Leff Yale was born on December 7th, 1923 and grew up on the family farm in Calvert Maryland, which at that time had a Nottingham, Pennsylvania mailing address.  Leff was the third of nine children.

Leff enlisted in the Navy in 1940 with his parent’s permission. He received basic training at Great Lakes, and was assigned to USS Quincy CA- 39, a heavy cruiser of the New Orleans Class (sometimes referred to as the Astoria Class.) Three other Chester Countians were also on the ship: John Horshock and Charles Foy from Coatesville, and Tommy Vadine from Downingtown. In such a large ship and such a short time they never met Leff.

After leaving New York Harbor, USS Quincy transited through the Panama Canal to San Diego in June, then to the South Pacific as flagship of the cruiser force.  Quincy destroyed several Japanese installations during a bombardment, and then provided close fire support during the Marine Corps landing at Guadalcanal on August 7, 1942. 

The Japanese Navy reacted to our landing on Guadalcanal and Tulagi, on August 8th, and sailed down “The Slot” (passage through the middle of the Solomon Islands).  Though forewarned, our cruiser – destroyer covering force was unprepared.  The two opposing forces were virtually equal and this was the first major naval surface action against the Japanese Navy.  The result was the Battle of Savo Island, which began shortly after midnight on August 9th and which became one of the worst defeats for our Navy.  USS Quincy and the cruisers USS Astoria, USS Vincennes as well as the Australian cruiser HMAS Canberra were sunk, with no losses to the Japanese.  The Quincy took the worst beating, “but in the opinion of the Japanese put up the best fight of any allied ship that night.” Because of these losses and many more to come, the sound between Guadalcanal and Savo Island became referred to as “Iron Bottom Sound.”  Our Navy learned hard lessons and made changes, but at the high cost of many lives.

Leff and John were killed, Charles and Tommy survived the ship’s sinking.  *See Survivor Notes for more information.

Leff was officially listed as Missing in Action October 3, 1942 and later the designation was changed to “Killed in Action.”  Leff’s body was not recovered.  A memorial marker was placed in a military cemetery in Manila, Philippines.

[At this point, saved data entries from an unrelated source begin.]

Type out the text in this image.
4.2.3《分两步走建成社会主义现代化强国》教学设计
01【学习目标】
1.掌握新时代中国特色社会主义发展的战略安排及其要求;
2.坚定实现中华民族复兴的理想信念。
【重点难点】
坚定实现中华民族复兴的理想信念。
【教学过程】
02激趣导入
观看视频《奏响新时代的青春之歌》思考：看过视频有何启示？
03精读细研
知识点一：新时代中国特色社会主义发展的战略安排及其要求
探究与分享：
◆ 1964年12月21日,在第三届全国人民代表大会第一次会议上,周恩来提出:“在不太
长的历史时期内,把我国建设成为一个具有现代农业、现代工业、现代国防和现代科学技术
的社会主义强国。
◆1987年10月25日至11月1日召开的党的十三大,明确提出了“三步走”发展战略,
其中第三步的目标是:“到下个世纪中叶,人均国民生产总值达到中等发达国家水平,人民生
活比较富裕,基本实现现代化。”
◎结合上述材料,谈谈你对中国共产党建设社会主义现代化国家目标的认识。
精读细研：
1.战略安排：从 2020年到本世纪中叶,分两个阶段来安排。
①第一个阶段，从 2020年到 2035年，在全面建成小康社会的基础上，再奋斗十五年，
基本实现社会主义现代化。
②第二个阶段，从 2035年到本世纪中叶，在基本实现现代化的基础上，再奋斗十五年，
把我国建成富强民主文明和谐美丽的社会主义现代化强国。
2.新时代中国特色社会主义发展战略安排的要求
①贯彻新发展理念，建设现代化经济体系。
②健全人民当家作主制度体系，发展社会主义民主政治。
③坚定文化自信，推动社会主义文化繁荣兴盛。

Seaman First Class Leff Yale was awarded the Purple Heart, WW II, Asiatic Pacific Campaign, Fleet American Defense, and American Campaign Medals.


*Survivor Notes

  • Charles Foy passed away on July 23rd, 2002.
  • Tommy Vadine married Antoinette Duca, whose brother Tony, and nephews James and Dominick Marinelli are also on our Hall of Heroes Memorial.